The clinic got its start in May of 1997, about 10 years after IVF technology first came to Manitoba.
"The [first] clinic only was able to obtain four pregnancies in the first 100 cycles that they did," said McTavish. "Ten years later, when we started in 1997, we had four pregnancies in the first 10 cycles that we tried. So the technology improved."
Twenty years later, thousands of children have been born — and not just through IVF.
"Well, probably in the 3,000 range for assisted reproductive treatments like IVF. But we do things like artificial insemination, donor insemination, surgical fertility. We help with even just simple fertility pills and medical treatments.
"You have to be willing to know that it could not work. And you put a lot of money on the line for it to not work. You just, you don't quit." - Carrie Taiarol
"And sometimes we've helped facilitate couples who can't get pregnant and lead them towards some adoptive options, even though we're not directly involved with adoptions."
Carrie Taiarol said Sunday that without Heartland, she would not have children.
"We weren't able to have kids the normal way," she said. "Because of Heartland and Dr. McTavish … we were able to have Kaylee and Cara.

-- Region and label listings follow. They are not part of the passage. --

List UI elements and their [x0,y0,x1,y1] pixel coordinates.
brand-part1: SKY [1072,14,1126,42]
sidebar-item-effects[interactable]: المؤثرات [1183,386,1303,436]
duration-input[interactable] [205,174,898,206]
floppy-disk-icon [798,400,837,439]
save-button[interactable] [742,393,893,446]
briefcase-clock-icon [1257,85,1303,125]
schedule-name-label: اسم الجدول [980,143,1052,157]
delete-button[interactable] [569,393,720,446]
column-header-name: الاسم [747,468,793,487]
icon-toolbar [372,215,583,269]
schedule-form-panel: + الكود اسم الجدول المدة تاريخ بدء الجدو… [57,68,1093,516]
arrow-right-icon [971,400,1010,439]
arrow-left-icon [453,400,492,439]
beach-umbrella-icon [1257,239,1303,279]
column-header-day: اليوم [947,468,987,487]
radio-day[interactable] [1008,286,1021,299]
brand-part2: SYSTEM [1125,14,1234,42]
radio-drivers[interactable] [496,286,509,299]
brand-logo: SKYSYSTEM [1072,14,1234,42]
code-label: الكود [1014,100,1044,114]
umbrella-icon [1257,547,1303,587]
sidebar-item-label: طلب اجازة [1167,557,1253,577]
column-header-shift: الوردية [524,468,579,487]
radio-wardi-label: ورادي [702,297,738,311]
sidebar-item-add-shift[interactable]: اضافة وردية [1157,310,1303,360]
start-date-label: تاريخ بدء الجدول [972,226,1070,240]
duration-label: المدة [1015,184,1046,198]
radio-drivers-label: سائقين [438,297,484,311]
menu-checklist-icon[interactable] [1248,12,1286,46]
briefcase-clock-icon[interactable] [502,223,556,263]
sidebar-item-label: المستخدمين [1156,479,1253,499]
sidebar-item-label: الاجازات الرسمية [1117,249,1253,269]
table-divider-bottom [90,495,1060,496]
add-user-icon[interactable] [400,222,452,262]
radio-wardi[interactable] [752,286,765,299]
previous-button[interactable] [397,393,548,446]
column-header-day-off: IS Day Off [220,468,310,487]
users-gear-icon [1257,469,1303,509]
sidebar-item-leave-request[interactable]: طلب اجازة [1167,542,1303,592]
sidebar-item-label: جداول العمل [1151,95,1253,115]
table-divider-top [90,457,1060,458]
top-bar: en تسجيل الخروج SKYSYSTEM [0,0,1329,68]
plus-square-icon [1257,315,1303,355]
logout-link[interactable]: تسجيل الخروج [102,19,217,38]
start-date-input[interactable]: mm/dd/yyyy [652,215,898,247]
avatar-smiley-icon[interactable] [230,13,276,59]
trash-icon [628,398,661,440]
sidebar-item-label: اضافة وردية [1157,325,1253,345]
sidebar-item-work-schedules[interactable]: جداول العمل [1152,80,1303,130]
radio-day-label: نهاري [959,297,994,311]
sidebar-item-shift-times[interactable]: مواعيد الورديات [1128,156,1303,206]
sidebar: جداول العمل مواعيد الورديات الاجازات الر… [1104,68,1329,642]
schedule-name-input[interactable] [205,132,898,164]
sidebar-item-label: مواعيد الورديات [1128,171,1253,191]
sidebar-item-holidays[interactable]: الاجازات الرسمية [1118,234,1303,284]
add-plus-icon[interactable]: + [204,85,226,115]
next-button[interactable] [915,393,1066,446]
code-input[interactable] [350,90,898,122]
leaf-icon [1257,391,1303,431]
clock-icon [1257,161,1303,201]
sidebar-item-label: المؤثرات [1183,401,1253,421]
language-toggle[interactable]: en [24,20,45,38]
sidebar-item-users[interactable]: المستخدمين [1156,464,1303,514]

"It was a long, five-year process," for her family, said Taiarol. "You have to be willing to know that it could not work. And you put a lot of money on the line for it to not work. You just, you don't quit. That's the kicker. My husband and I did not quit."
'1 in 6 couples struggle with infertility'
Thinking about the number of children who have been conceived thanks to the clinic's help can be overwhelming, said McTavish.
"Infertility is such a common thing. One in six couples struggle with infertility so it's a large volume of people. So if we can even help a percentage of those achieve those goals, it's great."
McTavish couldn't narrow down a single moment that stuck out in his memory — there are too many. "Patients that have been with you four, five, six, seven years and finally, when you see that ultrasound and a fetal heart beating at seven to eight weeks, at that first ultrasound."
But it's not always a success, he added.
"Having conversations after [unsuccessful] treatments … sitting down and talking with them, and feeling their sadness and feeling that pain that a lot of them are often going through," is difficult, McTavish said.
"It's comforting when we can sort of try and help them through closure, and help them understand that they've done the best that they can to achieve a goal, but sometimes [the goal is] elusive," he said.
"We've been able to offer a lot more options with egg donation and gamete donation, and even sometimes gestational surrogacy is an option for some couples that haven't been able to achieve those goals. So we're trying to expand the options that we can do to develop opportunities for couples to have families, but again, there's always going to be a percentage of the community that just won't achieve that goal."
Despite the occasional heartbreak, the past 20 years have been worth it, said McTavish.
"It's been very happy for us to be involved in helping a lot of Manitobans achieve the goal of parenthood in a wide variety of ways and it's been enjoyable."